Concrètement, le scintillateur liquide est un liquide organique qui émet de la lumière lorsque des particules chargées le traversent. SNO+ détecte les neutrinos lorsqu’ils interagissent avec les électrons et les noyaux dans le détecteur pour produire des particules chargées qui, à leur tour, créent de la lumière lorsqu’elles traversent le scintillateur. Le flash de lumière est alors détecté par le réseau PMT.

Comme mentionné précédemment, les antineutrinos n’interagissent avec la matière que sous certaines conditions. Le cas échéant, ils la traversent simplement. Cependant, l’eau pure dans la sphère a les bonnes conditions pour que les antineutrinos interagissent — à savoir, un nombre particulièrement élevé de protons avec lesquels ils peuvent entrer en collision.

Détection inédite des antineutrinos et possible détection d’activité nucléaire

Rappelons à toutes fins utiles que la matière est constituée de protons, d’électrons et de neutrons, chacun ayant une masse et une charge (positive, négative ou neutre). Une particule d’antimatière a la même masse que sa particule opposée, mais elle est de charge inverse. De fait, l’électron a une charge électrique négative et le positron (un antiélectron) a une charge positive.

La collision entre un neutrino et un proton crée un positron et un neutron. Les positrons se déplacent très rapidement, créant un sillage fait de lumière bleue.
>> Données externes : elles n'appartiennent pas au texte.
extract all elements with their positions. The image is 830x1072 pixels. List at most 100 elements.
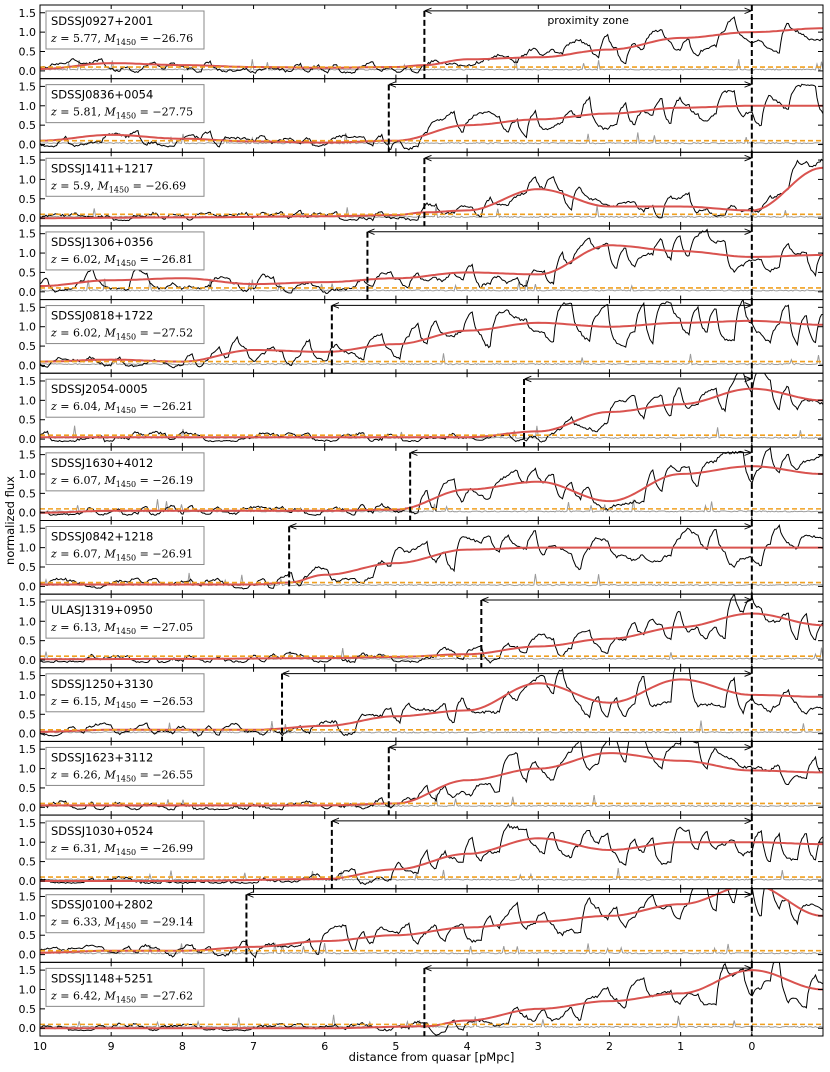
quasar-name: SDSSJ0836+0054 xyxy=(51,88,153,102)
redshift-value: 5.77 xyxy=(73,32,98,45)
quasar-name: SDSSJ0818+1722 xyxy=(51,309,153,323)
z-label: z xyxy=(50,916,57,929)
panel-5: 0.0 0.5 1.0 1.5 SDSSJ0818+1722 z = 6.02, M145… xyxy=(19,299,824,374)
z-eq: = xyxy=(57,548,73,561)
flux-spectrum xyxy=(40,888,823,959)
y-tick-label: 1.5 xyxy=(19,301,37,314)
smoothed-flux xyxy=(40,546,823,586)
y-tick-label: 1.5 xyxy=(19,228,37,241)
x-tick-label: 9 xyxy=(108,1040,115,1053)
quasar-legend: SDSSJ1630+4012 z = 6.07, M1450 = −26.19 xyxy=(45,452,205,492)
smoothed-flux xyxy=(40,837,823,882)
m-eq: = xyxy=(136,474,152,487)
m-eq: = xyxy=(129,179,145,192)
panel-8: 0.0 0.5 1.0 1.5 SDSSJ0842+1218 z = 6.07, M145… xyxy=(19,520,824,595)
comma: , xyxy=(98,548,105,561)
quasar-legend: SDSSJ1306+0356 z = 6.02, M1450 = −26.81 xyxy=(45,231,205,271)
m-eq: = xyxy=(136,621,152,634)
x-tick-label: 5 xyxy=(392,1040,399,1053)
quasar-name: SDSSJ2054-0005 xyxy=(51,382,148,396)
legend-box xyxy=(45,599,205,639)
quasar-legend: SDSSJ0100+2802 z = 6.33, M1450 = −29.14 xyxy=(45,894,205,934)
y-tick-label: 0.0 xyxy=(19,286,37,299)
flux-spectrum xyxy=(40,667,823,737)
smoothed-flux xyxy=(40,612,823,661)
magnitude-label: M xyxy=(104,989,117,1002)
y-tick-label: 1.5 xyxy=(19,596,37,609)
quasar-legend: SDSSJ2054-0005 z = 6.04, M1450 = −26.21 xyxy=(45,378,205,418)
y-tick-label: 1.0 xyxy=(19,173,37,186)
panel-3: 0.0 0.5 1.0 1.5 SDSSJ1411+1217 z = 5.9, M1450… xyxy=(19,151,824,227)
magnitude-label: M xyxy=(104,32,117,45)
redshift-value: 6.02 xyxy=(73,327,98,340)
z-label: z xyxy=(50,327,57,340)
quasar-properties: z = 6.02, M1450 = −26.81 xyxy=(50,253,193,268)
quasar-legend: SDSSJ0836+0054 z = 5.81, M1450 = −27.75 xyxy=(45,84,205,124)
y-tick-label: 1.0 xyxy=(19,26,37,39)
legend-box xyxy=(45,378,205,418)
y-tick-label: 0.5 xyxy=(19,929,37,942)
legend-box xyxy=(45,526,205,565)
smoothed-flux xyxy=(40,969,823,1030)
y-tick-label: 0.0 xyxy=(19,728,37,741)
panel-plot-area xyxy=(40,888,823,959)
magnitude-subscript: 1450 xyxy=(116,38,136,47)
y-tick-label: 0.0 xyxy=(19,65,37,78)
y-tick-label: 0.5 xyxy=(19,487,37,500)
comma: , xyxy=(98,695,105,708)
panel-plot-area xyxy=(40,228,823,295)
quasar-properties: z = 5.9, M1450 = −26.69 xyxy=(50,179,186,194)
y-tick-label: 1.5 xyxy=(19,154,37,167)
panel-plot-area xyxy=(40,741,823,811)
z-label: z xyxy=(50,768,57,781)
panel-1: proximity zone 0.0 0.5 1.0 1.5 SDSSJ0927+2001… xyxy=(19,4,824,80)
quasar-properties: z = 5.81, M1450 = −27.75 xyxy=(50,106,193,121)
magnitude-subscript: 1450 xyxy=(116,922,136,931)
legend-box xyxy=(45,452,205,492)
y-tick-label: 0.0 xyxy=(19,949,37,962)
y-tick-label: 0.0 xyxy=(19,580,37,593)
flux-spectrum xyxy=(40,962,823,1036)
magnitude-subscript: 1450 xyxy=(116,627,136,636)
comma: , xyxy=(98,106,105,119)
flux-spectrum xyxy=(40,447,823,516)
z-eq: = xyxy=(57,474,73,487)
flux-spectrum xyxy=(40,16,823,74)
quasar-name: SDSSJ1030+0524 xyxy=(51,824,153,838)
z-label: z xyxy=(50,989,57,1002)
smoothed-flux xyxy=(40,166,823,220)
magnitude-subscript: 1450 xyxy=(116,554,136,563)
y-tick-label: 0.5 xyxy=(19,414,37,427)
y-tick-label: 1.0 xyxy=(19,910,37,923)
z-eq: = xyxy=(57,695,73,708)
quasar-properties: z = 6.13, M1450 = −27.05 xyxy=(50,621,193,636)
x-tick-label: 0 xyxy=(748,1040,755,1053)
panel-13: 0.0 0.5 1.0 1.5 SDSSJ0100+2802 z = 6.33, M145… xyxy=(19,888,824,963)
error-spectrum xyxy=(40,868,823,882)
z-eq: = xyxy=(57,179,73,192)
quasar-legend: SDSSJ1250+3130 z = 6.15, M1450 = −26.53 xyxy=(45,673,205,713)
panel-frame xyxy=(39,961,824,1037)
redshift-value: 6.15 xyxy=(73,695,98,708)
error-spectrum xyxy=(40,647,823,661)
legend-box xyxy=(45,231,205,271)
panel-plot-area xyxy=(40,16,823,74)
smoothed-flux xyxy=(40,465,823,514)
y-tick-label: 1.0 xyxy=(19,321,37,334)
z-label: z xyxy=(50,695,57,708)
comma: , xyxy=(98,400,105,413)
y-tick-label: 0.0 xyxy=(19,654,37,667)
magnitude-value: −26.99 xyxy=(152,842,193,855)
comma: , xyxy=(98,842,105,855)
panel-9: 0.0 0.5 1.0 1.5 ULASJ1319+0950 z = 6.13, M145… xyxy=(19,593,824,669)
flux-spectrum xyxy=(40,228,823,295)
magnitude-value: −26.53 xyxy=(152,695,193,708)
magnitude-value: −26.76 xyxy=(152,32,193,45)
quasar-properties: z = 6.26, M1450 = −26.55 xyxy=(50,768,193,783)
smoothed-flux xyxy=(40,387,823,439)
comma: , xyxy=(98,768,105,781)
m-eq: = xyxy=(136,32,152,45)
magnitude-label: M xyxy=(104,916,117,929)
y-tick-label: 0.0 xyxy=(19,433,37,446)
quasar-legend: SDSSJ1030+0524 z = 6.31, M1450 = −26.99 xyxy=(45,820,205,860)
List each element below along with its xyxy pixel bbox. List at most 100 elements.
Pour sa part, le neutron se combine avec le noyau d’un atome voisin et subit un processus qui consiste à émettre un rayon gamma.

En s’appuyant sur les résultats d’expériences précédentes avec des antineutrinos, les chercheurs savent que la lumière bleue précède le rayon gamma d’environ 200 microsecondes, un schéma unique permettant d’identifier la présence d’un antineutrino dans l’eau.

Pour obtenir cette détection particulière, comme le rapporte un article de New Scientist, l’équipe a collecté des données pendant 190 jours et a déterminé qu’un antineutrino était entré 14 fois dans le détecteur. Il n’existe aucun moyen direct d’établir l’origine de chaque antineutrino, mais les données correspondaient bien à ce que produisent les trois réacteurs canadiens les plus proches, dont un à 240 kilomètres.

Plus précisément, les antineutrinos détectés présentaient des énergies attendues uniquement pour les particules créées dans un réacteur et non pour celles provenant de l’intérieur du Soleil ou du noyau terrestre. À terme, une approche similaire pourrait être utilisée pour détecter les processus impliqués dans la fabrication d’armes nucléaires.